À 26 ans, l’athlète de Collonges a emmagasiné de l’expérience ce week-end. En se frottant à ses adversaires mais aussi à des conditions climatiques particulièrement changeantes. «Vendredi, c’était un chantier, c’était très boueux. Samedi, les conditions ont tourné avec du soleil et du vent qui ont asséché le parcours», explique-t-il. «Lorsqu’on est arrivé dimanche pour la course, les conditions étaient très roulantes, très rapides. Je n’avais jamais vu ça à Namur. Et soudain, la pluie a recommencé à tomber pour rendre à nouveau le tracé très glissant et piégeux. Par endroit, c’était presque du VTT. Mais c’est quelque chose qui nous convient bien aux coureurs suisses.»

«On a montré que l’équipe de Suisse avait un niveau très élevé.» Gilles Mottiez

Pour preuve, si les Belges et les Néerlandais ont dominé les débats et trusté les premiers rangs, les Helvètes n’ont pas manqué de s’illustrer. Cinq d’entre eux se sont hissés dans le top 20, dont deux parmi les dix premiers. «On a montré que l’équipe de Suisse avait un niveau très élevé», affirme Gilles Mottiez. «Kevin (ndlr: Kuhn, 5ème) et Timon (ndlr: Rüegg, 10ème) se sont battus avec les meilleurs jusqu’au bout. Loris Rouiller intègre le top 15 et moi j’en sors juste alors que Johan Jacobs prend la 19ème place pour son retour en cyclocross après quatre ans. La densité de cette sélection est très importante et ça fait plaisir à voir.»

Coéquipiers en équipe nationale et pas seulement

Coéquipiers en équipe nationale, Timon Rüegg, Loris Rouiller et Gilles Mottiez le sont aussi au sein du Cross Team Legendre. «Avec Loris, on se connaît depuis très longtemps. Même s’il est plus jeune que moi, on a souvent été sur des courses ensemble», relève le Valaisan. «Timon, j’ai appris à le connaître depuis mon arrivée au sein du Team il y a un an et demi. On est tout le temps ensemble, on partage souvent la même chambre d’hôtel. Peu importe les courses, on est tous là pour donner des conseils aux autres.»

«Mon fan’s club, ma famille, ils étaient tous là avec des drapeaux valaisans et des cloches. Ils ont mis une ambiance de fou qui m’a porté.» Gilles Mottiez

Pour performer durant ces Européens de Namur, les Helvètes ont donc pu s’appuyer sur leur solidarité mais aussi sur le soutien de leurs supporters, présents en nombre en Belgique. «C’était clairement l’une des courses les plus stimulantes de ma carrière», assure Gilles Mottiez. «Il y avait tellement de monde partout, dans chaque dévers, chaque passage technique, aux abords de la ligne de départ, c’était incroyable… Mon fan’s club, ma famille, ils étaient tous là avec des drapeaux valaisans et des cloches. Ils ont mis une ambiance de fou. À chaque passage devant eux, je me suis senti porté.»

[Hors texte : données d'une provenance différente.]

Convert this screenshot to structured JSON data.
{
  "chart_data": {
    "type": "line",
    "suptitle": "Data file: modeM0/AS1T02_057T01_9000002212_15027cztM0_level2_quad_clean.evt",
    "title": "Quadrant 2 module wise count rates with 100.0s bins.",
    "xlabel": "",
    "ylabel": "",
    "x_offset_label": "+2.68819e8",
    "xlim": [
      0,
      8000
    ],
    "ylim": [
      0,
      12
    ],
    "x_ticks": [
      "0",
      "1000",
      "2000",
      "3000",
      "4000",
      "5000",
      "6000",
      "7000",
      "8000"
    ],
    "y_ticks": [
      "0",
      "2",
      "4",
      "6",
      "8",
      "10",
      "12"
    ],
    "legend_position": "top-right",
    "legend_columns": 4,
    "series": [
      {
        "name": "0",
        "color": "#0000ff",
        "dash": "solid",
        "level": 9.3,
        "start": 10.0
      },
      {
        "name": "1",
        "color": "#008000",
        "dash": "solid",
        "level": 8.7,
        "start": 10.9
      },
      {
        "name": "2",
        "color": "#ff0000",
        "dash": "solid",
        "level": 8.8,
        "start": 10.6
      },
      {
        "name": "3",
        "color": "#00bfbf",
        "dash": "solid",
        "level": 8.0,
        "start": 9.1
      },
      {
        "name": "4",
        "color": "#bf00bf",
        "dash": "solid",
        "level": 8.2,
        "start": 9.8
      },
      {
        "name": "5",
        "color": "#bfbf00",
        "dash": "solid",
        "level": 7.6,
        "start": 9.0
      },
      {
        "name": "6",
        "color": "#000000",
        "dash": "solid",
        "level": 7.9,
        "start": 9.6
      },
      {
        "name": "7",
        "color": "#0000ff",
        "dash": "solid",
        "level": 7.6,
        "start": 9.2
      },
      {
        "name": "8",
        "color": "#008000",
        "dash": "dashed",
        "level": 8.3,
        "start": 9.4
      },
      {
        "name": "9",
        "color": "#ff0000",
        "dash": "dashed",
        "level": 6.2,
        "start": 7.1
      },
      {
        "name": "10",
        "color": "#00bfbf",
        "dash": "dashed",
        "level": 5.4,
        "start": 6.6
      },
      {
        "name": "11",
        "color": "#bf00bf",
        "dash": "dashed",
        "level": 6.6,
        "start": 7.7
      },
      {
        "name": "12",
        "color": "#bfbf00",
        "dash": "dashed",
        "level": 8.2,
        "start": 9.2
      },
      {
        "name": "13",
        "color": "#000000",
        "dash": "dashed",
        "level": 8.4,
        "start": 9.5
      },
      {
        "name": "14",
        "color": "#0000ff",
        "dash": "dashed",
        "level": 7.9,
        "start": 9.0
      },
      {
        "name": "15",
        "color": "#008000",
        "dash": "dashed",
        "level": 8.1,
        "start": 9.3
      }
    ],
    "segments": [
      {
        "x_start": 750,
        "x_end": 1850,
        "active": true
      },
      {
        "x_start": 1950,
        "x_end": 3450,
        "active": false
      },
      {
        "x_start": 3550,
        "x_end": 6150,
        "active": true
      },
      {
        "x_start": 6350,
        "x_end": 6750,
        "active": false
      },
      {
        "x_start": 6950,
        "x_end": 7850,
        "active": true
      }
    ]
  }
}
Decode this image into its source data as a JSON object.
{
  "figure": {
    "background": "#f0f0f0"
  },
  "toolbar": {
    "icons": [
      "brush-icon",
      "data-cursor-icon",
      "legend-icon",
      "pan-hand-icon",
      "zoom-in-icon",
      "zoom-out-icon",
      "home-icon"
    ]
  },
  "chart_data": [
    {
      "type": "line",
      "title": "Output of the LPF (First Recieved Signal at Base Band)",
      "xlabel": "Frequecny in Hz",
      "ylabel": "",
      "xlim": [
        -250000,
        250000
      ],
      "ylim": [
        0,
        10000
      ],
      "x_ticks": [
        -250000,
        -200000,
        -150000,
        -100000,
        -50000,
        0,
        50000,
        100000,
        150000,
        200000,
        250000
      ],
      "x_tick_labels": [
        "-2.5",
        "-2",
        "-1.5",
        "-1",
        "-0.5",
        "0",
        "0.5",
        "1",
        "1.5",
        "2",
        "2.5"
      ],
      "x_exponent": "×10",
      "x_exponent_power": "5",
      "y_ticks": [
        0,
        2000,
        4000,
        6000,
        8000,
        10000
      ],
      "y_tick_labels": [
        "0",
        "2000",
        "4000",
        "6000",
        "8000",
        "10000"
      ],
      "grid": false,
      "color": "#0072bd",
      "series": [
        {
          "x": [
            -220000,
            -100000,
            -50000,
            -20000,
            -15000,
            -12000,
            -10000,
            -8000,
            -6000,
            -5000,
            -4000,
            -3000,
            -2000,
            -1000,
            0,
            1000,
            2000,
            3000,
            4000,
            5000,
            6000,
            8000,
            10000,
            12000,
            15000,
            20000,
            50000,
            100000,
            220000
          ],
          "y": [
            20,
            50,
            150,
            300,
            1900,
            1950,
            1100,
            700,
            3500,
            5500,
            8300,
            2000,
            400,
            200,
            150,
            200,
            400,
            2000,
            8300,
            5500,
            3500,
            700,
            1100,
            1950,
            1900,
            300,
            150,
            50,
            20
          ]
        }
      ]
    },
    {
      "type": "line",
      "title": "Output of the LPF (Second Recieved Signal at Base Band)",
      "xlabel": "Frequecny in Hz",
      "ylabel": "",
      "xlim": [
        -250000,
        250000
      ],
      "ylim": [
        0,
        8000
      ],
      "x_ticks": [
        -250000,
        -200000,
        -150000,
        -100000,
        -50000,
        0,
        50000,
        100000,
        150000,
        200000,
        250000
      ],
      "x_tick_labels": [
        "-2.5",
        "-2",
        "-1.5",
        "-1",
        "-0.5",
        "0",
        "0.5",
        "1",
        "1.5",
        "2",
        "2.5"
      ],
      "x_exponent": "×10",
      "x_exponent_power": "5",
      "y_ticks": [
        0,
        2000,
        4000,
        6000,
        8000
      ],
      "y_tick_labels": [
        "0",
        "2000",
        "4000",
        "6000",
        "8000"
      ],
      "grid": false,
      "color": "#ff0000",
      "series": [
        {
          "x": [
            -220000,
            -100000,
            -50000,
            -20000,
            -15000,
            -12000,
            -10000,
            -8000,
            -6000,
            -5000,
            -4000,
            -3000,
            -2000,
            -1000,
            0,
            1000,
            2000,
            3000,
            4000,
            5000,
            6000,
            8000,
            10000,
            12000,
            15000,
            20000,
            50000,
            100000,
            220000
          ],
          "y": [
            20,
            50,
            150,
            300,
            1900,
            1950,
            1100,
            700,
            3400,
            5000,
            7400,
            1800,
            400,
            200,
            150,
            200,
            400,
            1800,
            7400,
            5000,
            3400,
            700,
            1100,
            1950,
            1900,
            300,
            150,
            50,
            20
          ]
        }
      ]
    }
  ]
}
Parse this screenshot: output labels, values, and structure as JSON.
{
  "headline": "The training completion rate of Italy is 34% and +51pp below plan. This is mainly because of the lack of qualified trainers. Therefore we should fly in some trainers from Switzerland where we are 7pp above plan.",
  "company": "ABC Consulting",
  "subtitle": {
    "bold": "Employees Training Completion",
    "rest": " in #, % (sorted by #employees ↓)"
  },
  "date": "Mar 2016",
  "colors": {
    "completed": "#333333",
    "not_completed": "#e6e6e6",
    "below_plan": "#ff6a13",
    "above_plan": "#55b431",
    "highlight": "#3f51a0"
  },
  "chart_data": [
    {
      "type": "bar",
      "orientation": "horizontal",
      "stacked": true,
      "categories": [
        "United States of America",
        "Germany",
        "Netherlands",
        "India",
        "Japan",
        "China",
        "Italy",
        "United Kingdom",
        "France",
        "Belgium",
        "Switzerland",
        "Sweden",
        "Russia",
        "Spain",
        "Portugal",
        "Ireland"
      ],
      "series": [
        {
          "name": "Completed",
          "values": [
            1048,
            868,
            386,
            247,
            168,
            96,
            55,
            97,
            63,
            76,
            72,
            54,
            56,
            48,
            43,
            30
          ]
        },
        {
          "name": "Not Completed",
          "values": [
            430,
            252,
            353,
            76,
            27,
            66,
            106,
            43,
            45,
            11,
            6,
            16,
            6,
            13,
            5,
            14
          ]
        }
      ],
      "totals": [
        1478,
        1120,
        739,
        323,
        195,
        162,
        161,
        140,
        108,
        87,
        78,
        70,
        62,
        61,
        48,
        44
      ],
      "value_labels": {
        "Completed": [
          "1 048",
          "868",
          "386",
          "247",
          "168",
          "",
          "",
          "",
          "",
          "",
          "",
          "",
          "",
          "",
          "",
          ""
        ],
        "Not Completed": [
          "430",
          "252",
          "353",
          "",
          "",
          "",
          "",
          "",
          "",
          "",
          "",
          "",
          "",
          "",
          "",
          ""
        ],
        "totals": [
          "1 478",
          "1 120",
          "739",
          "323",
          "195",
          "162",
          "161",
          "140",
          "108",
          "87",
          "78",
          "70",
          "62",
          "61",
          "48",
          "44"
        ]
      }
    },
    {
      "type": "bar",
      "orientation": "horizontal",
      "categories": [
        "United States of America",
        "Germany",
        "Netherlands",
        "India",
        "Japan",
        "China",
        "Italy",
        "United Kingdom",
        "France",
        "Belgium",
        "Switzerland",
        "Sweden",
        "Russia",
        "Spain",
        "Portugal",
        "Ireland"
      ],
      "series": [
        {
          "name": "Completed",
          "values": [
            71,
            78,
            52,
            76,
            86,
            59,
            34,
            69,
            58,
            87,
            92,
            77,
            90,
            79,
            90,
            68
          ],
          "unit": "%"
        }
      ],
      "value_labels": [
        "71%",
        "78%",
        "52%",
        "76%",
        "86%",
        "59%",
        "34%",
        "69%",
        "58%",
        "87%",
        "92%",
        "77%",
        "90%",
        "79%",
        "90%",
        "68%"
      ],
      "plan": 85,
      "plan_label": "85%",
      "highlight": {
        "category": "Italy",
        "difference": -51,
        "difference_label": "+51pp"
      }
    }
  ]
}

Deux étapes de Coupe du Monde à venir

Quelques heures plus tard, la pression n’était pas encore retombée et une certaine fatigue se faisait sentir chez celui qui est resté en Belgique pour y disputer deux manches de Coupe du Monde ces deux prochains week-ends. «Ne pas avoir à rentrer au beau milieu de la nuit en Suisse, ça fait du bien», relève-t-il. Le prochain gros rendez-vous de sa saison est fixé au début février avec les Mondiaux aux Pays-Bas. «À court terme, mon attention se fixe sur ces deux prochaines manches de Coupe du Monde. Je veux profiter de ma bonne forme du moment. Avant les Mondiaux, il y aura encore les championnats de Suisse. Ce rendez-vous de début février est encore loin dans mon esprit. Je sais que pour y être, il faut que je sois performant sur toutes les courses qui viennent avant.»